Ugh. Who invited Capt. Killjoy? We don't invade his living room and jabber until he wants to shove his head in the oven.
Here we are, just hours from Thursday's NFL draft - one of the best annual football fan events - and the commish is trying to ruin everyone's good time. He's the guy who shows up to a potluck party with a bucket of cold gruel - gruel should always be served at room temperature - and a Droopy Dog frown on his face.
Goodell doesn't get it. Either he's receiving bad advice or he dreamed up this awful PR strategy on his own. People know the labor situation is ugly. They realize it's a long way from being resolved, despite U.S. District Court Judge Susan Richard Nelson's issuing a ruling that kind of/sort of/not really lifted the lockout. The fans understand all that. No need to rain on a parade that's been washed out for a while.
Football will return eventually. It will. In the meantime, rather than dwelling on who's right or wrong, Goodell ought to snap out of his funk. He should make the best of things and embrace the momentary madness before the NFL inevitably reverts to its usual business of legislating end-zone celebrations and issuing demerits for on-field fashion violations. The ongoing bedlam is fascinating, or at least different from the league's standard operating procedure. Goodell should spin the current carnival chaos as the opposite of how the stiff, over-starched NFL generally functions. It's a brief foray into anything-goes, no-one-knows-what-to-expect-next anarchy.
Commotion and uncertainty have always been the best parts of the NFL draft, anyway - not knowing which team will trade up or down or which poor pitiful player will be the last one to leave the on-site green room. The unscripted scenes at the draft are always the best. Remember in 2003 when the Vikings didn't get to the podium in time to make their pick and were passed over as a result? No one saw that coming. It was the unexpected laugh track of the weekend.

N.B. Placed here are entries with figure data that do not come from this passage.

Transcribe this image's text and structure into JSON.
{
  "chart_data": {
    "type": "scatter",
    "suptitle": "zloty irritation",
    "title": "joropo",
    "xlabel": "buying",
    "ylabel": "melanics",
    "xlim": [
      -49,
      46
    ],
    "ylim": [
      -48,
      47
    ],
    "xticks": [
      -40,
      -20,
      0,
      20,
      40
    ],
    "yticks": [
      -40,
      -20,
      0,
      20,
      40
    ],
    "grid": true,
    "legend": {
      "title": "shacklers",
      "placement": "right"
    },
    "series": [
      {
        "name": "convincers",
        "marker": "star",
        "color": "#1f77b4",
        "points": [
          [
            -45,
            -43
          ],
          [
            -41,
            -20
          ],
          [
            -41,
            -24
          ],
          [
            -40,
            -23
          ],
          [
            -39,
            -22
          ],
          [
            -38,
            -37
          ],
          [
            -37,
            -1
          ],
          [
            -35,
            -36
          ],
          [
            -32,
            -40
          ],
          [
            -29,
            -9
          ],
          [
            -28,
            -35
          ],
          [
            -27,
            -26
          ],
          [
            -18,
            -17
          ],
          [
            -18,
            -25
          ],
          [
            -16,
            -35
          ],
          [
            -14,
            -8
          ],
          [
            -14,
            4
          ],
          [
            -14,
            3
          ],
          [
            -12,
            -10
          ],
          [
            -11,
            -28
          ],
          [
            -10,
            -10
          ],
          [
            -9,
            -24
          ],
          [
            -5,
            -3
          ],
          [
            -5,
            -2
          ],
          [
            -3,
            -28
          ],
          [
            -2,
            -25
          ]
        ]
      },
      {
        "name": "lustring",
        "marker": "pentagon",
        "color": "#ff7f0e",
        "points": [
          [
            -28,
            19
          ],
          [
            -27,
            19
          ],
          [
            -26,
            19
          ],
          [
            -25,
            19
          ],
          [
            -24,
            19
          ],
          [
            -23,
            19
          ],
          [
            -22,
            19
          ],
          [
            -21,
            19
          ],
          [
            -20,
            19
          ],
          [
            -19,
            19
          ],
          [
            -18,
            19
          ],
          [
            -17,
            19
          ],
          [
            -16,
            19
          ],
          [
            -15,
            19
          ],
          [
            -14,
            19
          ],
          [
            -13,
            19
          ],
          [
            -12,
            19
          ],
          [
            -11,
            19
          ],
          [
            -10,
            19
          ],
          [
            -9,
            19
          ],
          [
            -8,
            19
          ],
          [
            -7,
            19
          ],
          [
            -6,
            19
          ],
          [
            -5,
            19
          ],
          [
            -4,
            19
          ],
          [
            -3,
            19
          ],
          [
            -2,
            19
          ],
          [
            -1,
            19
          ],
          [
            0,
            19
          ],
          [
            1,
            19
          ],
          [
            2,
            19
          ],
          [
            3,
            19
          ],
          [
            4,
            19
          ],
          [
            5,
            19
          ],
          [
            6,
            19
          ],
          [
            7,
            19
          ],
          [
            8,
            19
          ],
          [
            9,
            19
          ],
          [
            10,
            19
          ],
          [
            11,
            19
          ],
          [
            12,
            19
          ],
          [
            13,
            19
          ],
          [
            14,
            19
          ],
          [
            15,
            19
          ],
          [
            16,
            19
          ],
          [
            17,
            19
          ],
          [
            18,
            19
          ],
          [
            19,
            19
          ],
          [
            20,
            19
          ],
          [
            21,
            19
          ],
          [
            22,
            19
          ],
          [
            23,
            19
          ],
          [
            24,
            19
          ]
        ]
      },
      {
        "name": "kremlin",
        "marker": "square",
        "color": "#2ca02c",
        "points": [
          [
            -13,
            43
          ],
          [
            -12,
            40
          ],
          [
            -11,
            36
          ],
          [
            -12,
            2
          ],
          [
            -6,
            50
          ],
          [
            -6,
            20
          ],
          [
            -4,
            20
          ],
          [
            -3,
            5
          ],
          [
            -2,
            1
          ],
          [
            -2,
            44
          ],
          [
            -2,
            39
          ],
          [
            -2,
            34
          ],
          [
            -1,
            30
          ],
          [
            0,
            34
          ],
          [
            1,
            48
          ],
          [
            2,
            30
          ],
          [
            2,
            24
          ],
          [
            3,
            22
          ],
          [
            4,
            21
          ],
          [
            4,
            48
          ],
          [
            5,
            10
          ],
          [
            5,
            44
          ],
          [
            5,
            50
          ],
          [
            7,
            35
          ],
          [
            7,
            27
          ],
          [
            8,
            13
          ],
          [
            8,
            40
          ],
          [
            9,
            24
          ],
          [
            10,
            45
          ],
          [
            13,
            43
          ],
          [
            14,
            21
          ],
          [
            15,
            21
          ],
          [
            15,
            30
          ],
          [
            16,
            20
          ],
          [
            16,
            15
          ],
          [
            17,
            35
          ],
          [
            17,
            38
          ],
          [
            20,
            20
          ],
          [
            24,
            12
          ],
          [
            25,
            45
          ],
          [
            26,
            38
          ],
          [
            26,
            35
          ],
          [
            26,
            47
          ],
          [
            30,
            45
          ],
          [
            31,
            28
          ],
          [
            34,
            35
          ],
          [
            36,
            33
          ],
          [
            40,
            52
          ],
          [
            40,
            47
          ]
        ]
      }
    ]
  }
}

What we're looking at heading into the first night of this weekend's draft is Vikings-esque disorder and dysfunction, only on a grand, leaguewide scale. No one seems quite sure what the rules are - or, more specifically, if there are any rules. No one is sure which players will show up to the draft. At this point, if the potential draftees arrive after folding themselves into a single clown car, it shouldn't surprise anyone.
And therein lies the overlooked entertainment value in the NFL's labor crisis. The situation is a little like when you were a kid and your parents went away for the weekend. Supervision and lame in-house laws have gone on a short sabbatical. They'll return soon enough, despite Goodell's apocalyptic, the-end-is-nigh declaration. In the interim, put your feet up and hurl a whiskey bottle at the wall.
If Goodell was smart, he'd cut a spot that echoes one of those out-of-control campy car commercials: Hey fans, be sure to catch Roger Goodell's good-time football fire sale on ESPN. Everything must go, including any notion that the owners or players know what they're doing. This year, the only rule is that there are no rules! It's so krazy, we spelled it with a K.
Sadly, that's not Goodell's style. I fear his neckties choke off the let-loose impulses that might otherwise circulate to his brain. I never thought I'd write this, but Goodell should be more like Donald Trump. The Donald held a news conference on Wednesday in a giant airplane hangar with what looked like the old Airwolf helicopter in the background. It made for riveting television.
Among other things, Trump said that "when Celebrity Apprentice" is over, he'll "finally be free" to make an announcement about running for president. Makes sense. All good campaigns begin when reality shows end. (Trump didn't say which party he might join. Judging by the hair, I bet he restarts the Whig movement.)
Regardless of what you think about Trump, you have to admit he has a real understanding and appreciation for the showbiz component of public life. Every day is a production for him, every word uttered a sound bite. It's all theater in the end. If the commander-in-chief thing doesn't work out for Trump, maybe he can explain that to Goodell.